In August 2007 BW unilaterally suspended the waiting lists for its own moorings and imposed an auction system in October 2007 without any prior consultation with boaters. BW reported 80 written complaints about this action, many from people who had been unceremoniously thrown off the waiting lists, some of whom had waited for years and were near to getting a mooring. NABO and RBOA also opposed the auctions. After the auctions had been running for some months, and following complaints about the lack of consultation, BW consulted in May 2008 in which the responses showed overwhelming opposition to the mooring auctions but BW still went ahead with them.

The petition, started by Simon Robbins, the NABO representative for London, calls on CRT to withdraw the current consultation and only to re-issue it once it includes an option to measure support for scrapping the policy of allocating vacant moorings to the highest bidder. You can sign it here

CRT says “We wish to adapt the way that we price, allocate and sell our long term moorings to provide a greater range of mooring options for prospective customers…We are therefore not proposing to go back to a waiting list arrangement for allocating moorings, nor open up the debate about the merits or otherwise of the auction system – we still believe that using an open auction generates independent, transparent data on the market’s willingness to pay for our moorings”.

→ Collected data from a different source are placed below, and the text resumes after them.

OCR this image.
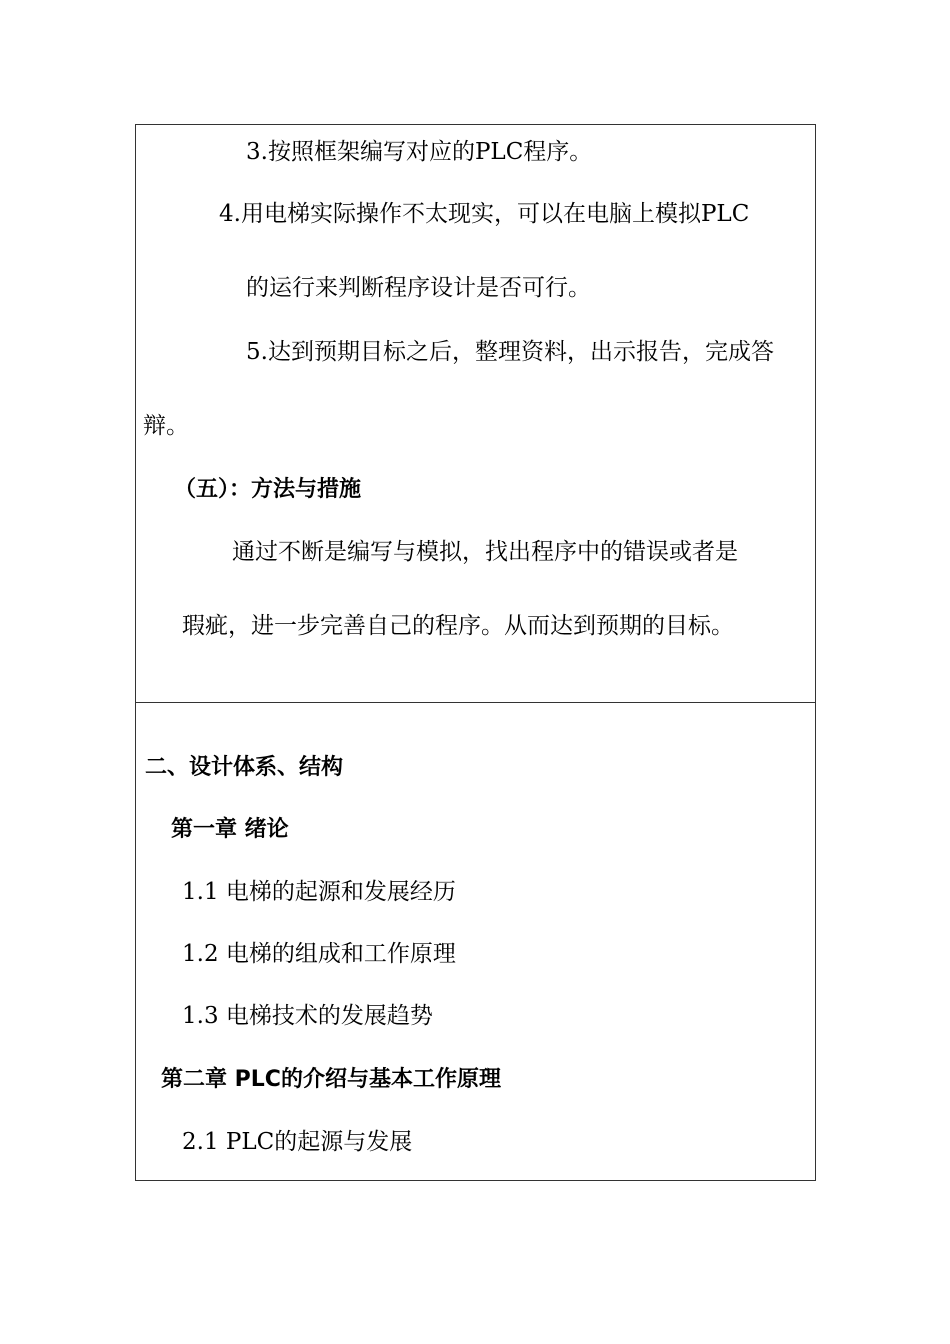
3.按照框架编写对应的PLC程序。
4.用电梯实际操作不太现实，可以在电脑上模拟PLC
的运行来判断程序设计是否可行。
5.达到预期目标之后，整理资料，出示报告，完成答
辩。
（五）：方法与措施
通过不断是编写与模拟，找出程序中的错误或者是
瑕疵，进一步完善自己的程序。从而达到预期的目标。
二、设计体系、结构
第一章 绪论
1.1 电梯的起源和发展经历
1.2 电梯的组成和工作原理
1.3 电梯技术的发展趋势
第二章 PLC的介绍与基本工作原理
2.1 PLC的起源与发展
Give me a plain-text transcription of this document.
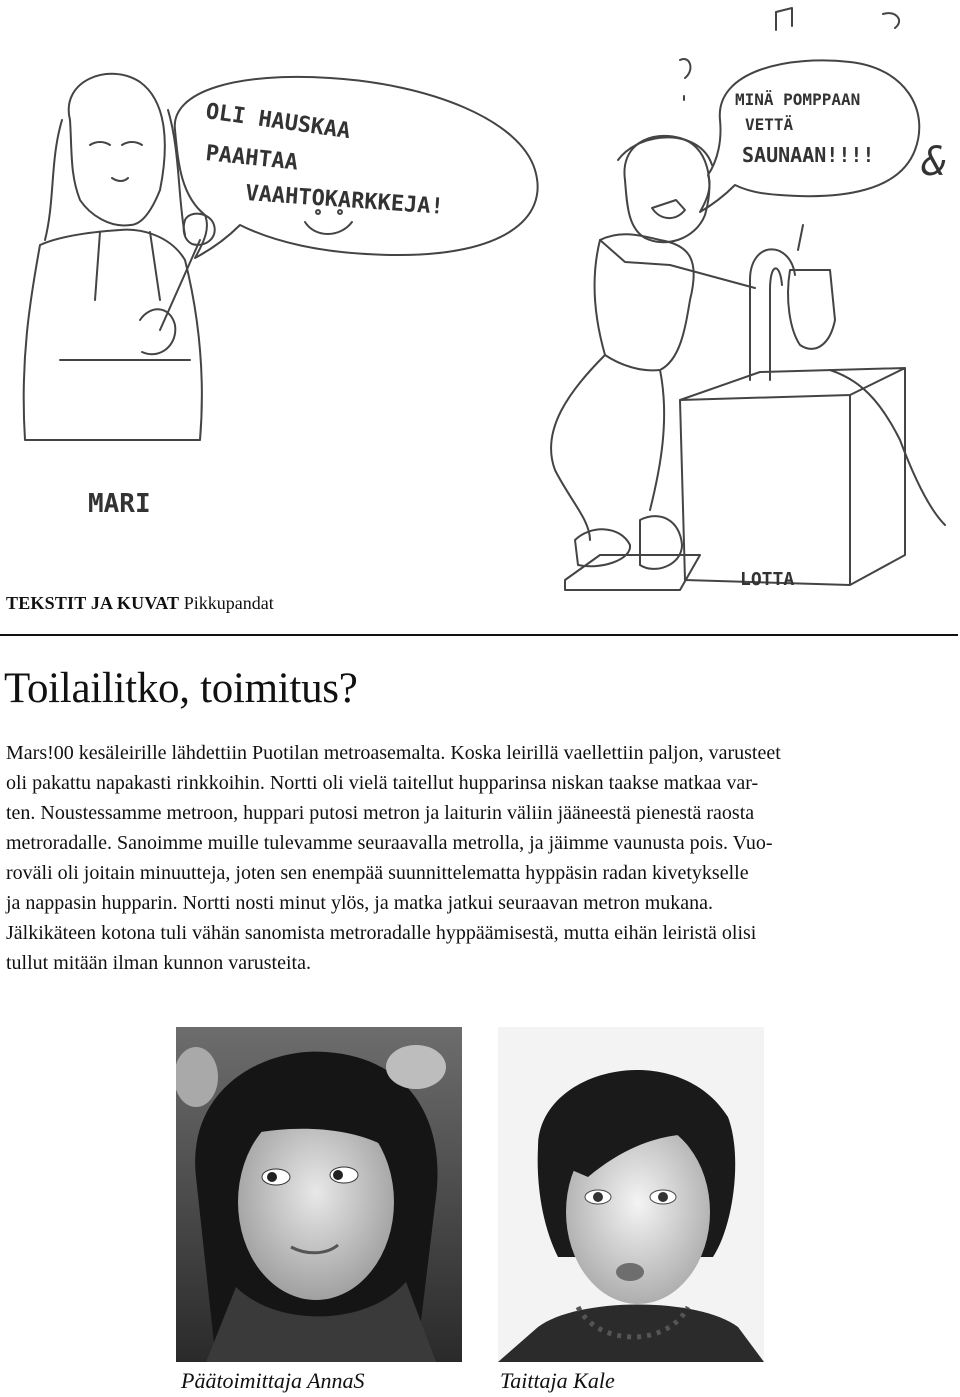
OLI HAUSKAA
PAAHTAA
VAAHTOKARKKEJA!
MINÄ POMPPAAN
VETTÄ
SAUNAAN!!!! &
MARI
LOTTA
TEKSTIT JA KUVAT Pikkupandat
Toilailitko, toimitus?

Mars!00 kesäleirille lähdettiin Puotilan metroasemalta. Koska leirillä vaellettiin paljon, varusteet
oli pakattu napakasti rinkkoihin. Nortti oli vielä taitellut hupparinsa niskan taakse matkaa var-
ten. Noustessamme metroon, huppari putosi metron ja laiturin väliin jääneestä pienestä raosta
metroradalle. Sanoimme muille tulevamme seuraavalla metrolla, ja jäimme vaunusta pois. Vuo-
roväli oli joitain minuutteja, joten sen enempää suunnittelematta hyppäsin radan kivetykselle
ja nappasin hupparin. Nortti nosti minut ylös, ja matka jatkui seuraavan metron mukana.
Jälkikäteen kotona tuli vähän sanomista metroradalle hyppäämisestä, mutta eihän leiristä olisi
tullut mitään ilman kunnon varusteita.

Päätoimittaja AnnaS	Taittaja Kale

You can download the consultation document here 7385-mooring-sales-confirmation or see

Simon Robbins says “Despite consistent opposition to the policy since its outset from organisations such as the National Association of Boat Owners (NABO), The Residential Boat Owners Association (RBOA) and other representative groups; despite criticism from the Environment Committee at the Greater London Authority, which stated; ‘CRT should review its system of auctioning moorings, and seek a system that is fairer to those using and contributing to the waterway network.’ (see Recommendation 3 in ‘Moor or Less: Moorings on London’s Waterways’, Nov 2013;;

and despite the All Party Parliamentary Waterways Group stating, ‘The APPG believes that this policy needs to be reviewed to encourage more diversity on the waterways’, (See link to the report in,

and despite many other critics of its policy, CRT has not included an option to reconsider the policy as a whole in its current consultation. Many believe the policy artificially inflates moorings prices as the policy only takes account of the maximum amount someone will pay for moorings. Many people believe that the detailed auction procedures are far from transparent and many allegations of unfairness and suspected manipulation of the process by CRT have been made. Many believe that the setting of reserve prices represents a mechanism to artificially inflate prices and cite examples of where moorings have repeatedly been left un-let at the reserve price, suggesting that the reserve price is more than the market can stand. In addition it appears to many that the process of seemingly setting reserve prices too high means CRT may be foregoing rental income in order to fix market prices.

The standards for consultation are set out in the judgement R v Brent LBC ex parte Gunning [1986] 84 LGR 168: “To be proper, consultation must be undertaken at a time when proposals are still at a formative stage; it must include sufficient reasons for particular proposals to allow those consulted to give intelligent consideration and an intelligent response; adequate time must be given for this purpose; and the product of consultation must be conscientiously taken into account when the ultimate decision is taken”

This judgement forms the basis of the HM Government Code of Practice on Consultations, which CRT claims on its web site that it follows. However CRT has been known in the past to claim that since the transfer from BW it is not obliged to follow this Code of Practice. This may be the case, but the law on consultations means that the standards set out in the Gunning judgement must be followed wherever consultation takes place.